Arama Psikolojisi: "Nereye Koydum Bu Anahtarı?"
Bu haber 6 yıl öncesine aittir. Haber güncelliğini yitirmiş olabilir; ancak arşivsel değeri ve bilimsel gelişme/ilerleme anlamındaki önemi dolayısıyla yayında tutulmaktadır. Ayrıca konuyla ilgili gelişmeler yaşandıkça bu içerik de güncellenebilir.
Psikologlar, gerçek hayattaki “arama" veya "bir şeyi bulmaya çalışma" (İng: foraging) davranışını nasıl geliştirmiş olabileceğimizi anlamak için yıllardır laboratuvarda görsel araştırmalar yapıyorlar. Peki, bu ikisi arasında ne kadar benzerlik var?
Son 40 yılda görme araştırmalarının sorduğu en önemli sorulardan biri görsel çevremizi etkili bir biçimde nasıl araştırdığımızdır. İster arabamızın anahtarlarını arıyor olalım, ister kayıp kontakt lenslerimiz için etrafı kurcalıyor olalım ya da kaybedilen bir kalem kapağı yüzünden çantamızı didik didik arıyor olalım, aramak hayatımızda her gün farkında olmadan yaptığımız bir şeydir. Fakat, araştırmacıların görsel arama sınırlarını test ettikleri yol ile bizim gerçek hayatta yaptığımızı düşündüğümüz arama eylemi birbirinden çok farklı görünüyor.
Kendiniz Deneyin!
Tipik bir laboratuvar ortamında katılımcılara aşağıdaki gibi bir şekil sunulabilir ve onlardan birçok dikkat dağıtıcı L unsuru arasından hedef unsur T harfini bulmaları istenebilir.

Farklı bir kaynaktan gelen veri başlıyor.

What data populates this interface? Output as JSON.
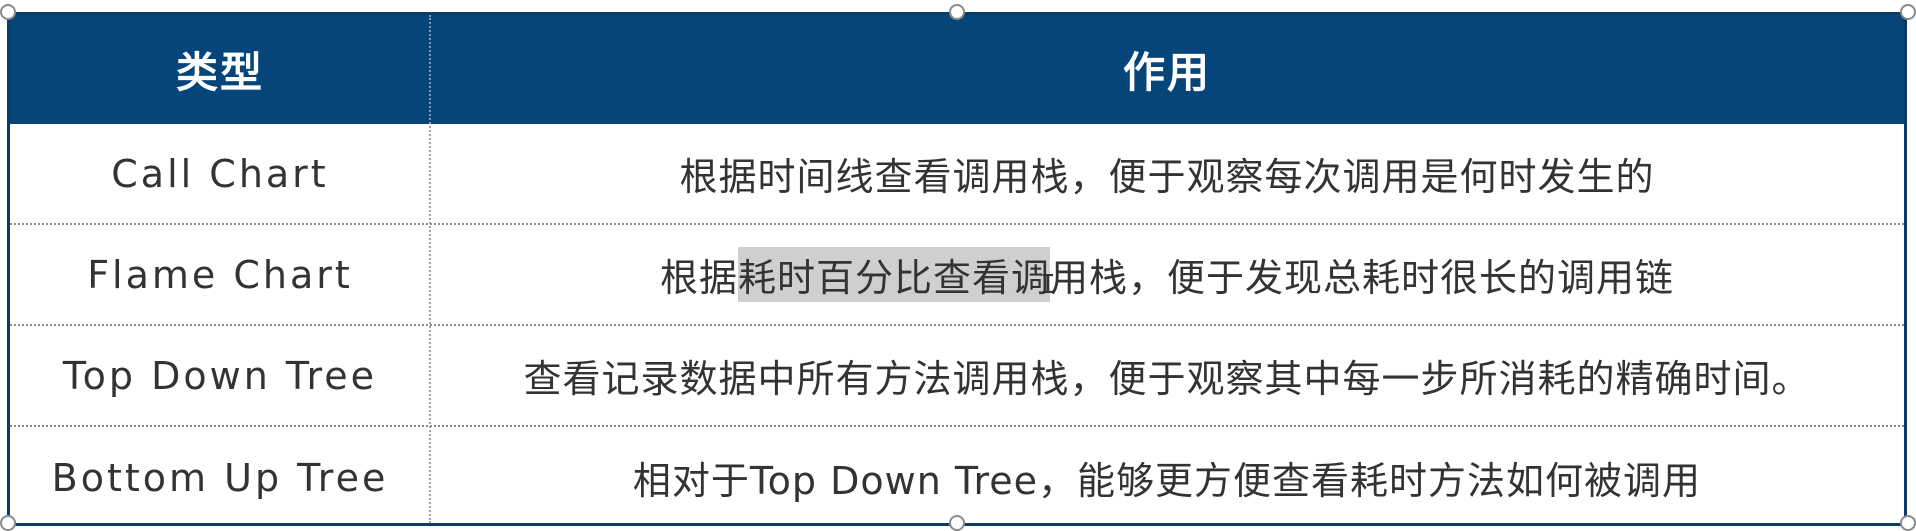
{
  "table": {
    "headers": [
      "类型",
      "作用"
    ],
    "rows": [
      {
        "type": "Call Chart",
        "purpose": "根据时间线查看调用栈，便于观察每次调用是何时发生的"
      },
      {
        "type": "Flame Chart",
        "purpose_before": "根据",
        "purpose_highlight": "耗时百分比查看调",
        "purpose_after": "用栈，便于发现总耗时很长的调用链"
      },
      {
        "type": "Top Down Tree",
        "purpose": "查看记录数据中所有方法调用栈，便于观察其中每一步所消耗的精确时间。"
      },
      {
        "type": "Bottom Up Tree",
        "purpose": "相对于Top Down Tree，能够更方便查看耗时方法如何被调用"
      }
    ]
  },
  "colors": {
    "header_bg": "#064579",
    "header_text": "#ffffff",
    "body_text": "#333333",
    "border": "#0a3a66",
    "selection_highlight": "#cfcfcf"
  },
  "icons": {
    "cursor": "text-cursor-icon",
    "handles": "resize-handle-icon"
  }
}
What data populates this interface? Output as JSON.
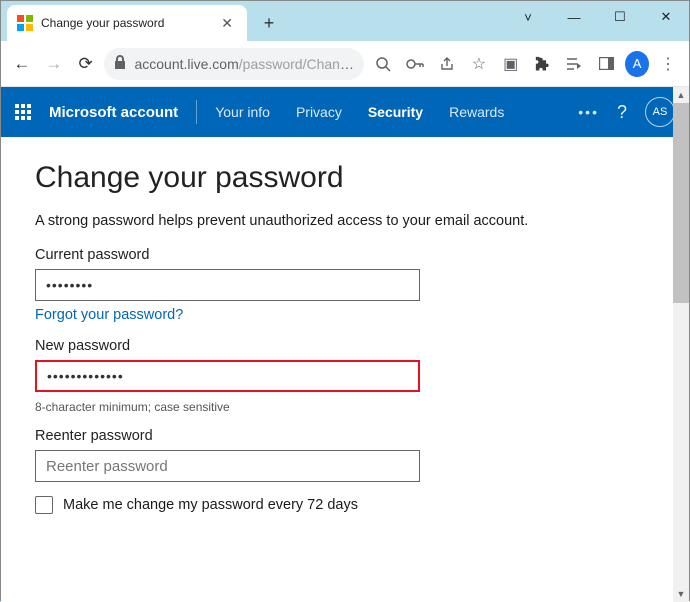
{
  "browser": {
    "tab_title": "Change your password",
    "url_host": "account.live.com",
    "url_path": "/password/Chang…",
    "avatar_letter": "A"
  },
  "header": {
    "brand": "Microsoft account",
    "nav": {
      "your_info": "Your info",
      "privacy": "Privacy",
      "security": "Security",
      "rewards": "Rewards"
    },
    "account_initials": "AS"
  },
  "page": {
    "title": "Change your password",
    "description": "A strong password helps prevent unauthorized access to your email account.",
    "current_password_label": "Current password",
    "current_password_value": "••••••••",
    "forgot_link": "Forgot your password?",
    "new_password_label": "New password",
    "new_password_value": "•••••••••••••",
    "hint": "8-character minimum; case sensitive",
    "reenter_label": "Reenter password",
    "reenter_placeholder": "Reenter password",
    "checkbox_label": "Make me change my password every 72 days"
  }
}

İnsanlar genellikle bu tür aramada oldukça hızlıdırlar çünkü hedef ve yanıltıcı unsurlar sadece bir özellikte farklılık gösterir. Ama kırmızı T ve mavi L harflerinin arasından kırmızı bir L harfini bulmak gibi birden fazla özellik dikkate alındığında arama daha da zorlaşır.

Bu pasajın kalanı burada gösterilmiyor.